How to deal with the input data that contains the different sampling points?

Question

How to deal with the input data that contains the different sampling points?

Irving-ren opened this issue 5 years ago · comments

Hi, Thanks for your generosity, What a great job! I just checked the input data of demo script that have the exactly same sampling points, which showed the experimental control temporally. Do you have any suggestion for dealing with the different sampling points with EEGnet models? Right now, I was using re-sampling to align it.

vlawhern · Answer 1 · Thu Nov 28 2019 10:14:49 GMT+0800 (China Standard Time)

If by sampling points you mean the sampling rate of the EEG signal, then you can resample the signal however you like. The EEGNet models were validated with 128Hz sampling rates. While I haven't tested this extensively, you could increase the temporal filter sizes and average-pool layers proportionally depending on your input sampling rate; i.e. if your input sampling rate is 256Hz (double that of 128Hz) then you would double the lengths of the temporal filters and double the average pooling sizes.

zih · Answer 2 · Thu Nov 28 2019 14:20:14 GMT+0800 (China Standard Time)

Thanks for your explanation about the parameters adjustment in terms of different sampling rate. Maybe I didn't describe it clearly. By sampling points(Sp) I mean that sp= time* sampling_rate(constant), which was down-sampling to the 128Hz already. However, the time of each epoch was different. That's the reason I got the different Sp in the model before training. Does that make sense?

zih · Answer 3 · Thu Nov 28 2019 14:42:40 GMT+0800 (China Standard Time)

Sorry for my missing,The word epoch i mentioned before is inappropriate here. Correctly, it's trial.

vlawhern · Answer 4 · Fri Nov 29 2019 02:10:46 GMT+0800 (China Standard Time)

You can try to zero-pad the signal so that all trials are the same length. In this case I'd recommend zero-padding the left side of the signal (to maintain a form of causality) as opposed to the right side although this may not matter too much.

This strategy should be OK as long as the difference in trial lengths isn't too severe; if some trials are say 5 seconds and some others are only 500ms then I'm not too sure if this strategy will work. But for minor differences in trial lengths (I'd say within 500ms or so) I think this will work.
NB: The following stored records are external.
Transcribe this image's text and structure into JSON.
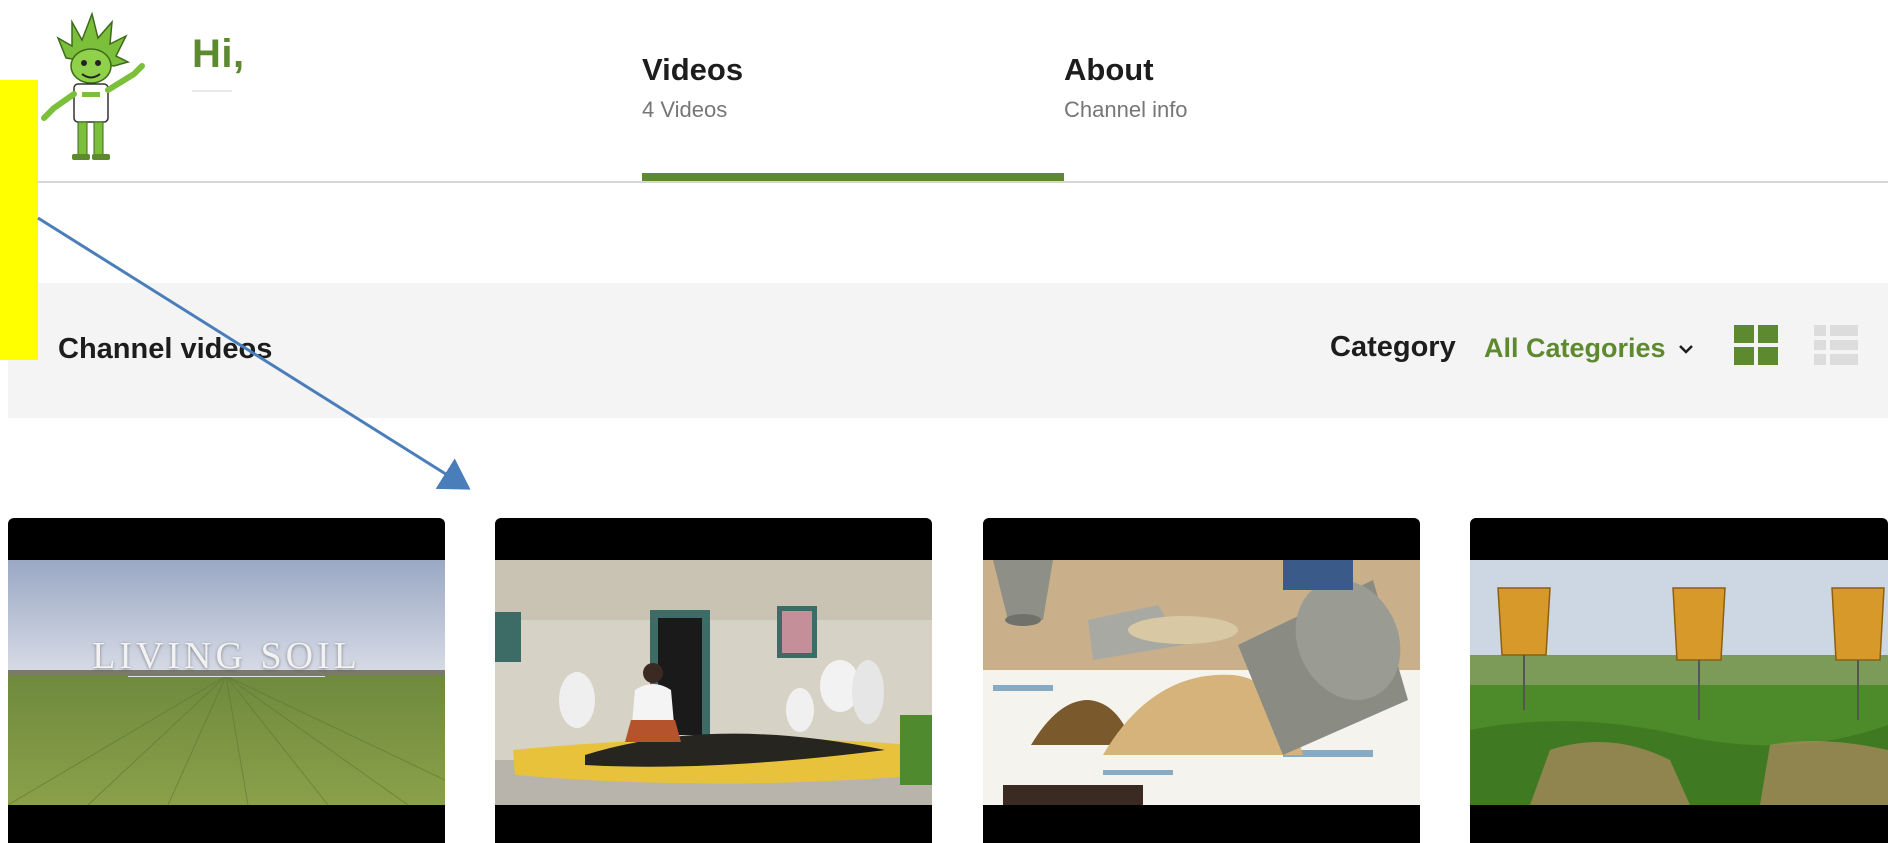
{
  "header": {
    "greeting": "Hi,"
  },
  "tabs": [
    {
      "title": "Videos",
      "subtitle": "4 Videos",
      "active": true
    },
    {
      "title": "About",
      "subtitle": "Channel info",
      "active": false
    }
  ],
  "toolbar": {
    "title": "Channel videos",
    "category_label": "Category",
    "category_value": "All Categories"
  },
  "videos": [
    {
      "thumbnail_text": "LIVING SOIL"
    }
  ],
  "colors": {
    "brand_green": "#5e8a2f",
    "highlight": "#ffff00",
    "arrow": "#4a7ebb"
  },
  "icons": {
    "mascot": "cartoon-mascot",
    "dropdown": "chevron-down-icon",
    "grid_view": "grid-view-icon",
    "list_view": "list-view-icon"
  }
}
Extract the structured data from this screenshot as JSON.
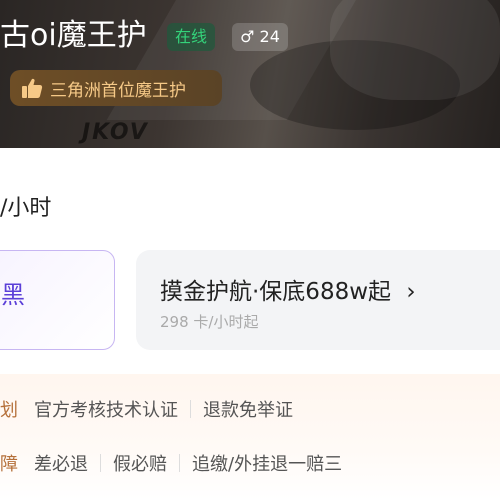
{
  "header": {
    "name": "古oi魔王护",
    "online_status": "在线",
    "gender_age": "♂ 24",
    "title_badge": "三角洲首位魔王护",
    "deco_text": "JKOV"
  },
  "pricing": {
    "unit": "/小时"
  },
  "cards": {
    "left_label": "黑",
    "right_title": "摸金护航·保底688w起",
    "right_arrow": "›",
    "right_sub": "298 卡/小时起"
  },
  "guarantees": {
    "row1": {
      "label": "划",
      "items": [
        "官方考核技术认证",
        "退款免举证"
      ]
    },
    "row2": {
      "label": "障",
      "items": [
        "差必退",
        "假必赔",
        "追缴/外挂退一赔三"
      ]
    }
  },
  "colors": {
    "online_green": "#34d27a",
    "badge_gold": "#f6c987",
    "accent_purple": "#5b3fd8",
    "guarantee_label": "#b5703a"
  }
}
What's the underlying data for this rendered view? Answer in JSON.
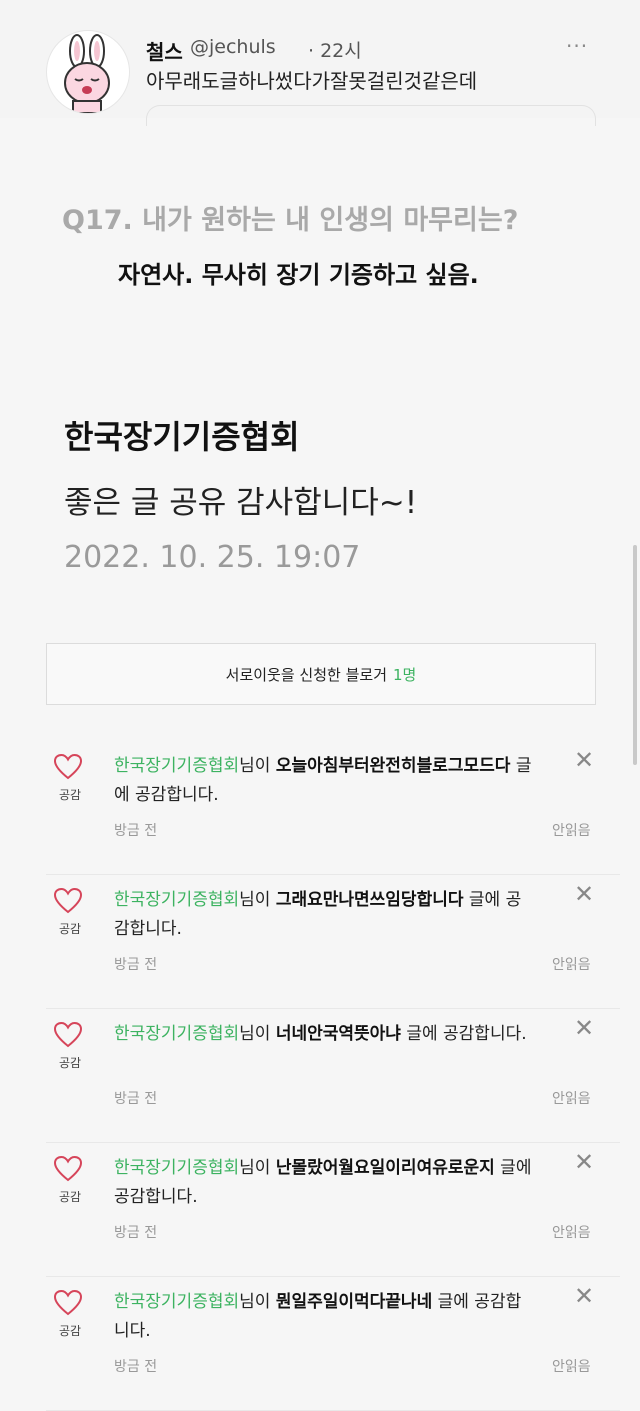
{
  "tweet": {
    "name": "철스",
    "handle": "@jechuls",
    "time": "· 22시",
    "text": "아무래도글하나썼다가잘못걸린것같은데",
    "more_icon": "more-icon"
  },
  "question": {
    "q": "Q17. 내가 원하는 내 인생의 마무리는?",
    "a": "자연사. 무사히 장기 기증하고 싶음."
  },
  "comment": {
    "author": "한국장기기증협회",
    "text": "좋은 글 공유 감사합니다~!",
    "date": "2022. 10. 25. 19:07"
  },
  "neighbor": {
    "label": "서로이웃을 신청한 블로거",
    "count": "1명"
  },
  "notifications": [
    {
      "heart_label": "공감",
      "name": "한국장기기증협회",
      "mid": "님이 ",
      "title": "오늘아침부터완전히블로그모드다",
      "suffix": " 글에 공감합니다.",
      "time": "방금 전",
      "unread": "안읽음"
    },
    {
      "heart_label": "공감",
      "name": "한국장기기증협회",
      "mid": "님이 ",
      "title": "그래요만나면쓰임당합니다",
      "suffix": " 글에 공감합니다.",
      "time": "방금 전",
      "unread": "안읽음"
    },
    {
      "heart_label": "공감",
      "name": "한국장기기증협회",
      "mid": "님이 ",
      "title": "너네안국역뜻아냐",
      "suffix": " 글에 공감합니다.",
      "time": "방금 전",
      "unread": "안읽음"
    },
    {
      "heart_label": "공감",
      "name": "한국장기기증협회",
      "mid": "님이 ",
      "title": "난몰랐어월요일이리여유로운지",
      "suffix": " 글에 공감합니다.",
      "time": "방금 전",
      "unread": "안읽음"
    },
    {
      "heart_label": "공감",
      "name": "한국장기기증협회",
      "mid": "님이 ",
      "title": "뭔일주일이먹다끝나네",
      "suffix": " 글에 공감합니다.",
      "time": "방금 전",
      "unread": "안읽음"
    }
  ],
  "icons": {
    "heart": "heart-icon",
    "close": "close-icon",
    "avatar": "bunny-avatar"
  },
  "colors": {
    "accent_green": "#3db361",
    "heart_red": "#d6455a"
  }
}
zih · Answer 5 · Fri Nov 29 2019 14:01:35 GMT+0800 (China Standard Time)

Exactly, I am on the same page with you. Within the minor difference among trials, the zero-padding will be a optional way. Unfortunately, the variation among all the trials turns out to be very huge. In that case, what do you think of the further segmentation process according to certain rule to solve it?

vlawhern · Answer 6 · Sat Nov 30 2019 01:39:11 GMT+0800 (China Standard Time)

If there's a lot of variation due to outliers perhaps you can get rid of them first? Say, remove the shortest and longest 10% of trials (so only train on the middle 80%).

Also you have to be careful if classes are correlated with trial length. For example, if class 1 trials are always shorter than class 2 trials (so more zero-padding is needed for class 1 trials) then a naive classifier could just say "if a trial has more zeros it's more likely class 1" which may be an accurate classifier but is obviously bad from a machine learning perspective.

Beyond this I don't have much more advice to give...

zih · Answer 7 · Mon Dec 02 2019 11:08:49 GMT+0800 (China Standard Time)

Yes, I have already done that processing, which simply shows the distribution of whole vector consisted by the trials length. BTW, it got a logarithm decreasing shape. Before doing it, I removed the around 100 trials(totally 732 trials), which was including the duration shorten than 1 second and longer than 60 seconds. Thanks for your advice previously, I will re-think this issue from the beginning now.